Hay un hecho intangible que voy a tratar explicar que eleva a los hermanos Felice a mi banda favorita de la americana actual. Puede que sea su rasgo de autenticidad que no se maquilla con dulzones estribillos para tratar de agarrar, o quizás sea ese deje arrastrado que anda de vuelta de todo que los distingue del resto. Su música es tan auténtica como esas raíces a las que rinden su peculiar homenaje, adaptándolas a los tiempos que corren sin echar mano a manidos trucos de estudio, ni al recurso del crescendo épico.
En sus inicios –van por su sexto disco- la crítica más perezosa, entre la que me incluyo, echaba mano de Bob Dylan para ubicarlos, sin pensar que lo suyo tenía un rasgo de autenticidad rural que Dylan nunca alcanzó de lleno, excepto cuando se reunió con The Band en el sótano de su granja para grabar como locos lo que se editaría como “The Basement Tapes”. Pues bien, justo ese espíritu de granja que huele a aguardiente destilado a partir de mondas de patatas, es a lo que suena el último trabajo de The Felice Brothers.
Un disco que muestra a una banda a la que ya se le ha pasado el vigor de su juventud, menos cafre, con un tono más crepuscular y triste.

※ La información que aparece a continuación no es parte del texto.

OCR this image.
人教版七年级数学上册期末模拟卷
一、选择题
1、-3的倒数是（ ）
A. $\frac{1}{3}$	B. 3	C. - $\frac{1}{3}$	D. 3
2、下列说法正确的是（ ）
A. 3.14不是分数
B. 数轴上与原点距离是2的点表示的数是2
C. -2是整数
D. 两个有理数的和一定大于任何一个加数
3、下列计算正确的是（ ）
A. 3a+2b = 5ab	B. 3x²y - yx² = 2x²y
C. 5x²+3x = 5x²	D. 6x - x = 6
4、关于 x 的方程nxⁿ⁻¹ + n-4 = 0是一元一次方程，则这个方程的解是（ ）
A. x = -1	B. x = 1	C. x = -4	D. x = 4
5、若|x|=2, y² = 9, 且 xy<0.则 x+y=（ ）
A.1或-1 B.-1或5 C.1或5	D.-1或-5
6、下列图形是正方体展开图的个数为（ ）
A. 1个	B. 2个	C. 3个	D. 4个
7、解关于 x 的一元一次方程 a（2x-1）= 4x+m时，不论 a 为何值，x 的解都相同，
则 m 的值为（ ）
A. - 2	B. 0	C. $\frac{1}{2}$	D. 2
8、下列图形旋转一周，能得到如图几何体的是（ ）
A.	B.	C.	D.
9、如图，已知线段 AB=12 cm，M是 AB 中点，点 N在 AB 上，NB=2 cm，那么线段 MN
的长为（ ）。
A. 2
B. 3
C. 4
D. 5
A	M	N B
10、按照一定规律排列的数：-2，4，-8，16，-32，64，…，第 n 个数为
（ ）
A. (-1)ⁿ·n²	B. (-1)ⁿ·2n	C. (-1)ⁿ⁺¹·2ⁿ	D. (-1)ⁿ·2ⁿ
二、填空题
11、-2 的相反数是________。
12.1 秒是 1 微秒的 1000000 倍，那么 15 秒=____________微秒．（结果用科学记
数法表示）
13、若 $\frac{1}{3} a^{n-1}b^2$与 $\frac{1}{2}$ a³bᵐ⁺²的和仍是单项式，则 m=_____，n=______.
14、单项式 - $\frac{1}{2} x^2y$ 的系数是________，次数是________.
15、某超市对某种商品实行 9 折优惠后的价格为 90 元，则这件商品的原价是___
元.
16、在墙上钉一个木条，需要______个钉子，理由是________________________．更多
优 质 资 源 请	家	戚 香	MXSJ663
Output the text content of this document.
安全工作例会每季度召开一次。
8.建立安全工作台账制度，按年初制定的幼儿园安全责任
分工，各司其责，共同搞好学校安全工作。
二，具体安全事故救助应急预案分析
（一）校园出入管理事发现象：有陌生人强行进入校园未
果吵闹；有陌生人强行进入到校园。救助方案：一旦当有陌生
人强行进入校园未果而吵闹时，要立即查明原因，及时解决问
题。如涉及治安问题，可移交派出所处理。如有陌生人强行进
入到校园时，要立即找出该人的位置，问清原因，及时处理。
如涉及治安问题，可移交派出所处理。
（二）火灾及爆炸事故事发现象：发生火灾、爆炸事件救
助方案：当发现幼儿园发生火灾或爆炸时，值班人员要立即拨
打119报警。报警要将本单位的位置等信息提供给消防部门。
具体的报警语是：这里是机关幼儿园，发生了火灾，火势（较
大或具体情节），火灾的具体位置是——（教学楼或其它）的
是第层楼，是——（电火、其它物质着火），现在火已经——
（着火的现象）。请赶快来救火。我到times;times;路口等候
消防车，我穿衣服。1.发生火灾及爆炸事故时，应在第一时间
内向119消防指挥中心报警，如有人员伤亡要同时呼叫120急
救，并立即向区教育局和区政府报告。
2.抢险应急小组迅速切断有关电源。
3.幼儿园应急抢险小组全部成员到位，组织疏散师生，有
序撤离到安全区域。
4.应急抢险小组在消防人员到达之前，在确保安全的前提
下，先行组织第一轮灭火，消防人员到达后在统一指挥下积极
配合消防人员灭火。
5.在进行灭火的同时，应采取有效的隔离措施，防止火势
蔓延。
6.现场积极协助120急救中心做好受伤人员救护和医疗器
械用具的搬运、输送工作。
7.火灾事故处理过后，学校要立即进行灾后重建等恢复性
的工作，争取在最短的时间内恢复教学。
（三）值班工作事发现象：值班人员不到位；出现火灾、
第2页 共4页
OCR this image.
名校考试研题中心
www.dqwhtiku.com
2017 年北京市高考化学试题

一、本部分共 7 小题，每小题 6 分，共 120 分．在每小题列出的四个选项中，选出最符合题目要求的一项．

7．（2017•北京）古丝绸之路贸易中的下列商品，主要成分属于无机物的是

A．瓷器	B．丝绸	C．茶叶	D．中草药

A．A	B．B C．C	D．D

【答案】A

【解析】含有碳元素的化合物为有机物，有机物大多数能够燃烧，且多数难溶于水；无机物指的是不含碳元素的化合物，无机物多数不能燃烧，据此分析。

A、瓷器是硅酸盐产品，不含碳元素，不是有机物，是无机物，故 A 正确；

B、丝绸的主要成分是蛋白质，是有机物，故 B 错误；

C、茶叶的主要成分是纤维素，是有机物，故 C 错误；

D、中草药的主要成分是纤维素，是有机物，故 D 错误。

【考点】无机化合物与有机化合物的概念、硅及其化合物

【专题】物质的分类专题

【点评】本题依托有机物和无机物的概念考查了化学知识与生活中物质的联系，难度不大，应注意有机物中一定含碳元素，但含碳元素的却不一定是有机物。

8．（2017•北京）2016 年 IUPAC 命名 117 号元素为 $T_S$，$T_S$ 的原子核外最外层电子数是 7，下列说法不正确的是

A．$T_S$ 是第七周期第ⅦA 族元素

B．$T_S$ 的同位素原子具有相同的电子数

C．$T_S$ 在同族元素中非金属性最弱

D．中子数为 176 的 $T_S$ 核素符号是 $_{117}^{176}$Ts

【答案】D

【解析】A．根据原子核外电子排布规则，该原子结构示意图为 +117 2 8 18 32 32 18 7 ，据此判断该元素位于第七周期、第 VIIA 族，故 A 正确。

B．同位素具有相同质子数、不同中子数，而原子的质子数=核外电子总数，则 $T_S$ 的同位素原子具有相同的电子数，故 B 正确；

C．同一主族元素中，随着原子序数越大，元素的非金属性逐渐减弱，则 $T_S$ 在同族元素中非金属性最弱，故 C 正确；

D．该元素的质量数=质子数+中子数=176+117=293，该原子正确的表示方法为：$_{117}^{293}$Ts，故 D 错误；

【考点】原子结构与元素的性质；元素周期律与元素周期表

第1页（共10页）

Unos Felice Brothers que llegaron a intuir con su cuarto trabajo “Yonder Is The Clock” una fama que no llegaría pese al certero, pero fracasado intento de lavado de imagen, que supuso el siguiente disco “Celebration, Florida”. Ahora, tras ver que tampoco ha pasado gran cosa y que su estatus se mantiene intacto, se olvidan de querer agradar al resto del mundo para encerarse sobre ellos mismos haciendo lo que mejor saben hacer: tonadas de folk-rock rural sin ambages ni florituras, directo a la yugular del sabor cien por cien americano.
Abren con los lejanos ladridos de un perro que imagino perezoso y lleno de pulgas con el clásico y dulce oscilar de una “Bird On Borken Wing” que, ya nos advierte de entrada, ese regreso a los orígenes tras los devaneos modernos del disco anterior. Acto seguido nos regalan una de las mejores piezas del disco, la dinámica y pizpireta “ Cherry Licorice” en la que vuelve a sonar ese acordeón que tan bien ha definido junto al violín (“Lion”) y la voz arrugada y desgastada de Ian Felice, el clásico sonido de los hermanos. Una celebración que acaba de forma abrupta para dar entrada a la delicada “Meadow Of A Dream”. Aunque si hay un tema que define el tono tristón y apocado del álbum se llama “Constituents”. La voz se va arrastrando a lo largo de una melodía que suena a despedida, marcada primero por un órgano y trazada después por el violín. Menos mal que “Katie Cruel” recupera en cierta medida el pulso roquero de un álbum que se va deslizando a base de certeras tonadas como la magnífica “Alien”.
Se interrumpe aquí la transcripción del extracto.